If the output signal of the oscillator VC03 is obtained by multiplying the frequency of the output signal of the oscillator VC01 by using a frequency, a common voltage-controlled oscillator VC01 is used.
The output signal of VC03 can also be obtained.

〔The invention's effect〕

According to the present invention, by utilizing the conventional voltage controlled oscillator, the C / N ratio is high, the frequency variable width is wide,
The temperature characteristic of the output frequency is stable, and the output frequency can be equal to or higher than that of the source oscillator, and can be used over a wide range of industrial fields including wireless devices.

[Brief description of the drawings]

FIG. 1 is a block diagram showing a basic configuration of the present invention, FIG. 2 is a block diagram showing one embodiment of the present invention, and FIG. 3 shows a temperature-frequency characteristic of the device shown in FIG. FIG. 4, FIG. 4 is a diagram showing voltage-frequency characteristics of the device shown in FIG. 1, FIG. 5 is a block diagram showing an example of the prior art, and FIG. 6 is a device shown in FIG. FIG. 4 is a diagram showing temperature-frequency characteristics of FIG. (Explanation of symbols) VC01 to VC05: voltage-controlled oscillator, OSC: local oscillator, MIX1 to MIX3: mixer, LPF1 to LPF2: low-pass filter, BPF: band-pass filter.

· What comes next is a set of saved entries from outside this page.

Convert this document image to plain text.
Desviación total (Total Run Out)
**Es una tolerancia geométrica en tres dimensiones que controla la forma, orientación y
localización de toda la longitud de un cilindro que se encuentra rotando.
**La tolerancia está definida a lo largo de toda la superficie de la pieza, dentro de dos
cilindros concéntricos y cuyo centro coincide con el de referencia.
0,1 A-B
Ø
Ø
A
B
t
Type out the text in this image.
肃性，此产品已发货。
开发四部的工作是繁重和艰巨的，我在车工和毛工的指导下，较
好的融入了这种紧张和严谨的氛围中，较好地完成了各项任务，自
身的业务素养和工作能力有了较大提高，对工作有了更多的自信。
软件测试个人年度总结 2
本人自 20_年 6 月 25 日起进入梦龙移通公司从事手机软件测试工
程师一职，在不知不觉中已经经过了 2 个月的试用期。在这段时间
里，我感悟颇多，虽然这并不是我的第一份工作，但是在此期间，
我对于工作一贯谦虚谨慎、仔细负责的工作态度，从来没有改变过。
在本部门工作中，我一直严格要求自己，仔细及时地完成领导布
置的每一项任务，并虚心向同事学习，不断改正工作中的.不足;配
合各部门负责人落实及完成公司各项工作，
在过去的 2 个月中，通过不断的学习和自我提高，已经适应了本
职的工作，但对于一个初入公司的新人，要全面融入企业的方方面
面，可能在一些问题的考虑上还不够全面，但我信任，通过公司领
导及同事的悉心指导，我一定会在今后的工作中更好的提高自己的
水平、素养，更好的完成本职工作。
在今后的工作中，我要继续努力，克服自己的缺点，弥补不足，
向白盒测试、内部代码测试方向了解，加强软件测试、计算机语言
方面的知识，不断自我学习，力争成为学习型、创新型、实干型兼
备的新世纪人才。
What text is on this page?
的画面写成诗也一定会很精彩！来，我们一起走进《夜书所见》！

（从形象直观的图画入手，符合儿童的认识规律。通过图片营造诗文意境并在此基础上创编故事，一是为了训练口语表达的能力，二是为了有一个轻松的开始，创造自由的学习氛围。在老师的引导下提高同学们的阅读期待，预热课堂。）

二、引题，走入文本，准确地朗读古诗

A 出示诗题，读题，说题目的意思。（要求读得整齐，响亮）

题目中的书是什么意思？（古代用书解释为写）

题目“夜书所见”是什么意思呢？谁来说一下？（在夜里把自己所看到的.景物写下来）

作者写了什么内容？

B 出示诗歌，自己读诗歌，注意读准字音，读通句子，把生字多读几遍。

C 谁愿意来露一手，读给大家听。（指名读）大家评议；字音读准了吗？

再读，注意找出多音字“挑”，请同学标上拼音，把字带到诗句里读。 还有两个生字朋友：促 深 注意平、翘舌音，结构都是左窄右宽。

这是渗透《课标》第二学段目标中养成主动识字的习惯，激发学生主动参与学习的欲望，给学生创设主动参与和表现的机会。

──────────────────────────────────────────────────続 き Continued on the front page (58) Field surveyed (Int.Cl. ⁶ , DB name) H03L 1/02 H03B 21/00

Claims (2)

(57) [Claims] A first voltage-controlled oscillator having a frequency change with respect to a predetermined temperature change; a frequency change with respect to the predetermined temperature change being larger than the first voltage-controlled oscillator and smaller than three times, and A second voltage controlled oscillator having an output frequency lower than an output frequency of the voltage controlled oscillator;
And the output signal of the second voltage-controlled oscillator is mixed, and the frequency of the first voltage-controlled oscillator is added to the frequency of the difference between the first voltage-controlled oscillator and the second voltage-controlled oscillator. And a means for outputting a frequency or a harmonic thereof. 2. The second voltage-controlled oscillator has a voltage-frequency characteristic opposite to that of the first voltage-controlled oscillator.
The voltage controlled oscillator according to claim 1.